Professor Tolz-Zilitinkevic’s specific expertise is on media, disinformation and nationalism. She has published widely on various aspects of Russian nationalism, identity politics and the relationship between intellectuals and the state in the imperial and Soviet periods. Her most recent books are Nation, Ethnicity and Race on Russian Television: Mediating Post-Soviet Difference (with Stephen Hutchings) and ‘Russia’s Own Orient’: The Politics of Identity and Oriental Studies in the Late Imperial and Early Soviet Periods. She is currently involved in a collaborative research project on broadcasting and audience engagement strategies of RT. She can comment on many aspects of the war as she has an understanding of the Russian political system, and is also following Russian society's reaction. 


Dr Jo Laycock

Dr Jo Laycock

Jo is a Senior Lecturer in Modern History based in the John Rylands Research Institute and Library. She has particular expertise in the displacement of peoples in the aftermath of conflict in countries at the boundary of histories of Europe, the Middle East and the former Soviet Union – she examines the movements and connections across imperial and national borders after such events. In particular, her work examines the consequences of forced displacement in the short and long term; from humanitarianism, emergency relief and resettlement to collective memory and the challenges of refugee and diasporic ‘homecomings’.


Dr Hannah Haycox

Dr Hannah Haycox

Hannah is a Research Associate in social policy at the University’s Centre on the Dynamics of Ethnicity. She is an expert in the areas of refugee resettlement and everyday racism who has particularly detailed knowledge of the Syrian refugee resettlement programme in the UK - including the impact of housing and welfare support - and she has commented on the BBC and other outlets about the obstacles that refugees face in the UK, both in the present and potentially in the future.


Prof Peter Gatrell

Prof Peter Gatrell

Peter is an Emeritus Professor who has spent most of his career at The University of Manchester. He is primarily an historian of population displacement in the modern world, but the first part of his career was devoted to the economic and social history of Russia. Most of his current research activity is focusing on the history of Europe since 1945, with a focus on migration into/within the continent. He has recently spoken on the BBC’s Ukrainecast podcast about the displacement of people in Ukraine.


Prof James Pattison

Prof James Pattison

James focuses on ethical issues in international politics – he has particular expertise on humanitarian intervention and the responsibility to protect, alternatives to war such as sanctions, Just War Theory and the challenges posed by the rise of private military and security companies.

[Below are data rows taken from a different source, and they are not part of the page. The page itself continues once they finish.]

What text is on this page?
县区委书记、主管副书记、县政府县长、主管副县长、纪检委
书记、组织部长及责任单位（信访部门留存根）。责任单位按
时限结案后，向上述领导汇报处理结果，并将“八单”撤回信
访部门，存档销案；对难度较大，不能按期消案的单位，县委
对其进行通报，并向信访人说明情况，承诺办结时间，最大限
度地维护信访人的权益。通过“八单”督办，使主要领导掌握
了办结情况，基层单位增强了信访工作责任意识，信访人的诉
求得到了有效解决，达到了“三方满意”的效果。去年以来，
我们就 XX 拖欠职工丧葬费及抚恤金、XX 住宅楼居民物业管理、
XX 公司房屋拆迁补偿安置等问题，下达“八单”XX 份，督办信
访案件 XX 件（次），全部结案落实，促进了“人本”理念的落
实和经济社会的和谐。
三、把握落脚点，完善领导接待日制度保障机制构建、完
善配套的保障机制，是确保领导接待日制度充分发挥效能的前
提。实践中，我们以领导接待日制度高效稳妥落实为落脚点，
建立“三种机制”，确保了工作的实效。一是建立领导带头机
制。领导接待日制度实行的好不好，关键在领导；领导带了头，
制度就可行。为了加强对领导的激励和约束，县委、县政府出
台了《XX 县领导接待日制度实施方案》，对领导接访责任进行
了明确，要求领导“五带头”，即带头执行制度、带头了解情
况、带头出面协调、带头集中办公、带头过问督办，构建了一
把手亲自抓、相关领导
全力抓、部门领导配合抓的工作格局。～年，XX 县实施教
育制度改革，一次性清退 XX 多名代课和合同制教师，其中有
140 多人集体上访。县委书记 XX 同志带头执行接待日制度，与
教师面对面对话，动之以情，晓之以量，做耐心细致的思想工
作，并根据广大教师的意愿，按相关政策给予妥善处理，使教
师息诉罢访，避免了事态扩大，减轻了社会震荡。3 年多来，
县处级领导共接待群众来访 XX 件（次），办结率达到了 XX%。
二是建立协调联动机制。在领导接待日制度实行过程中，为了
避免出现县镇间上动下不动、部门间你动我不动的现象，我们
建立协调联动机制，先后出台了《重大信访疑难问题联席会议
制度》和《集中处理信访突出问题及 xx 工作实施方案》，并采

He has written three books (all with Oxford University Press) and over 20 journal articles since 2007, including in British Journal of Political Science, Ethics & International Affairs, European Journal of International Relations, International Theory, Journal of Political Philosophy, and Review of International Studies.


Dr Laure Humbert

Dr Laure Humbert

Dr Humbert is a Lecturer in Modern History specialising in histories of humanitarianism, displacement and international organisations. Her work focuses particularly on medical humanitarianism in Europe during and immediately after the Second World War. She is also a Research Affiliate on the project ‘Researching the Impact of Attacks on Healthcare’ (RIAH). RIAH is seeking to improve understanding of the immediate, long-term, and wider impacts of attacks on healthcare on populations in contexts that have experienced armed conflict.


Dr Talia Zajac

Dr Talia Zajac

Talia Zajac is a Leverhulme Trust Early Career Fellow at the John Rylands Research Institute and Library, and is a specialist in early Rus’ - the medieval state which included the territories of present-day Belarus’, Ukraine, and European Russia. Her research focuses on cultural and religious contacts between early Rus’ and Western Europe. She previously held the Eugene and Daymel Shklar Research Fellowship at the Harvard Ukrainian Research Institute, and has been a contributor to the Internet Encyclopaedia of Ukraine, among other publications on medieval queenship, women in early Rus’, and the history of Eastern Orthodox-Catholic relations.